But is it enough to stay relevant?
Audi has done a good job keeping its US lineup fresh but there are a handful of models in need of an update. The second-generation Q7 has only been around since 2016 but next to its siblings like the new Q8, it features outdated technology and powertrains. Audi was seen testing a camouflaged Q7, which has now been revealed to be the facelifted 2020 model. For the 2020 model year, the Q7 receives a much-needed facelift (both inside and out). But is it enough to keep Audi's mid-size offering relevant in the competitive luxury crossover space?
Right off the bat, Audi scored a major win in the styling department by emulating the sexy look of the Q8 on the new Q7. The front end features a new octagonal grille with a sharper headlight design and body cladding runs down the side profile to give the Q7 a more rugged look. Out back, the rear end styling isn't as dramatic as the coupe-like Q8 but it does look more like a Q5 than before. This facelift surprisingly looks more significant than some of Audi's recent redesigns and should fool plenty of shoppers into thinking this is an all-new model.

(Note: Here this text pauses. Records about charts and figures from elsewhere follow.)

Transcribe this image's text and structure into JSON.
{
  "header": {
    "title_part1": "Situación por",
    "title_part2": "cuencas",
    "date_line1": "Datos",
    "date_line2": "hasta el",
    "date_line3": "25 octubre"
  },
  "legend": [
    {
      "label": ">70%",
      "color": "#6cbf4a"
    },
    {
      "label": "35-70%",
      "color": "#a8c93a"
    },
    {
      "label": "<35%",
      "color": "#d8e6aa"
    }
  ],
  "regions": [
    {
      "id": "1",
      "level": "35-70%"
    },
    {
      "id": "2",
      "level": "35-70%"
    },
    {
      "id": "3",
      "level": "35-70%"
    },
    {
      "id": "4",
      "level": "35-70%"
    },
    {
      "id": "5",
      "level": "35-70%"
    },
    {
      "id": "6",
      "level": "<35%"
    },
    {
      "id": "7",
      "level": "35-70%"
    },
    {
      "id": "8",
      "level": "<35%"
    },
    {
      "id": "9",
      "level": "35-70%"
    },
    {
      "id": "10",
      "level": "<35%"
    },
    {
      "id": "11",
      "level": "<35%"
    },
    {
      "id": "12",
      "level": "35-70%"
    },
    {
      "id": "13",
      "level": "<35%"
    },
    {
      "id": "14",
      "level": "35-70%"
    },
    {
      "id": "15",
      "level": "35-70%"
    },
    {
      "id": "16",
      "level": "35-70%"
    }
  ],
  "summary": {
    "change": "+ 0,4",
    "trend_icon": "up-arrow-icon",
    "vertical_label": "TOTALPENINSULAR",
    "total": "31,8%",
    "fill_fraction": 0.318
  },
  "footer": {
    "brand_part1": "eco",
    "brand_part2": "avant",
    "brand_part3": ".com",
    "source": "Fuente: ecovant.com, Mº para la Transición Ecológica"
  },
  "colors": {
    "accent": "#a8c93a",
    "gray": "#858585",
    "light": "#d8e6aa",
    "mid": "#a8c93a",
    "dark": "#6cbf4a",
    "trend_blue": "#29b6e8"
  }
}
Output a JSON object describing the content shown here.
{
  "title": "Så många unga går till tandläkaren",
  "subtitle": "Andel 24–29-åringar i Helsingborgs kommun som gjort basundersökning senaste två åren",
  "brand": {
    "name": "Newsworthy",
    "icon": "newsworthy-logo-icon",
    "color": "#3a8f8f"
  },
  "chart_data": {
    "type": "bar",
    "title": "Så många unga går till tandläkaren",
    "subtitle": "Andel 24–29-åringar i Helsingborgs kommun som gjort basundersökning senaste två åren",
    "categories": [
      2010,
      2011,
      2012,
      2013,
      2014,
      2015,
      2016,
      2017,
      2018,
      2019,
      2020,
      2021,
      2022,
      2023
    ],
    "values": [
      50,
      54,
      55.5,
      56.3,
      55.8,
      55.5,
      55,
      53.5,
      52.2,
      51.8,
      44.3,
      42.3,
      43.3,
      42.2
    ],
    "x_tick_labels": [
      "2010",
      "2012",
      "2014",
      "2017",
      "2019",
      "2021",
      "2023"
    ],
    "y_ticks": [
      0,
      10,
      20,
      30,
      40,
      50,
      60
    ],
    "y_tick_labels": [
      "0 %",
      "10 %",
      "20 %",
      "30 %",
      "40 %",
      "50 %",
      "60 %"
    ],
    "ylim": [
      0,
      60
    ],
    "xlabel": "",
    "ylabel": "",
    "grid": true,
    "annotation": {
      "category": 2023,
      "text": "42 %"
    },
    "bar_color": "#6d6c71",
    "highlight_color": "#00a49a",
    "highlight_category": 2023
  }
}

An all-new interior layout further adds to the illusion this is an all-new model and not just a facelift. The knob-controlled pop-up screen is gone and has been replaced by the dual-screen arrangement found in most new Audi models. Along with being more aesthetically pleasing, the new multimedia interface includes all of the latest technology including LTE connectivity, a Wi-Fi hotspot, natural voice control, Google Earth, smartphone integration, and Amazon Alexa. In European cities, the car can even tell the driver the optimum speed to make the next green traffic light.
Audi will sell the Q7 with either five or seven seats. For 2020, the Q7 has grown slightly and now measures 16.6 feet long, 6.5 feet wide, and 5.7 feet high (including the roof aerial). Audi says the Q7 will beat its rivals on interior length as well as head and elbow room and the rear cargo area offers 30.5-72.4 cubic feet of storage depending on which seats are folded. The Q7 has always been slightly larger than its midsize competitors like the BMW X5 and Mercedes GLE but smaller than full-size SUVs like the new X7 and GLS.
The outgoing Q7 is powered by either a 2.0-liter turbocharged inline-four producing 253 horsepower and 273 lb-ft of torque or a 3.0-liter supercharged V6 with 329 hp and 325 lb-ft of torque. The V6 wasn't out-of-date in terms of power but it did suffer at the pump. Audi hasn't confirmed powertrains for the US but the press release did mention a 48-volt mild hybrid system. We expect the Q7 to receive the same 3.0-liter turbocharged V6 with mild hybrid assist from the Q8 producing 335 hp and 369 lb-ft of torque, mated to an eight-speed automatic. The mild hybrid system smooths out the stop-start system, making it nearly imperceptible.
Audi hasn't revealed pricing information for the 2020 Q7 but we expect it to remain close to the V6-powered 2019 model, which starts at just under $60,000. This would put it right on par with the BMW X5 and Mercedes-Benz GLE.
Both of the Q7's main rivals, the BMW X5 and Mercedes GLE, recently received major redesigns, catapulting them to the top of the class. Audi's improvements may not be as drastic but do help the Q7 remain competitive. Sales of the Q7 have remained steady since 2016 and only fell slightly in 2018. This new facelift should majorly reinvigorate sales when it arrives in 2020.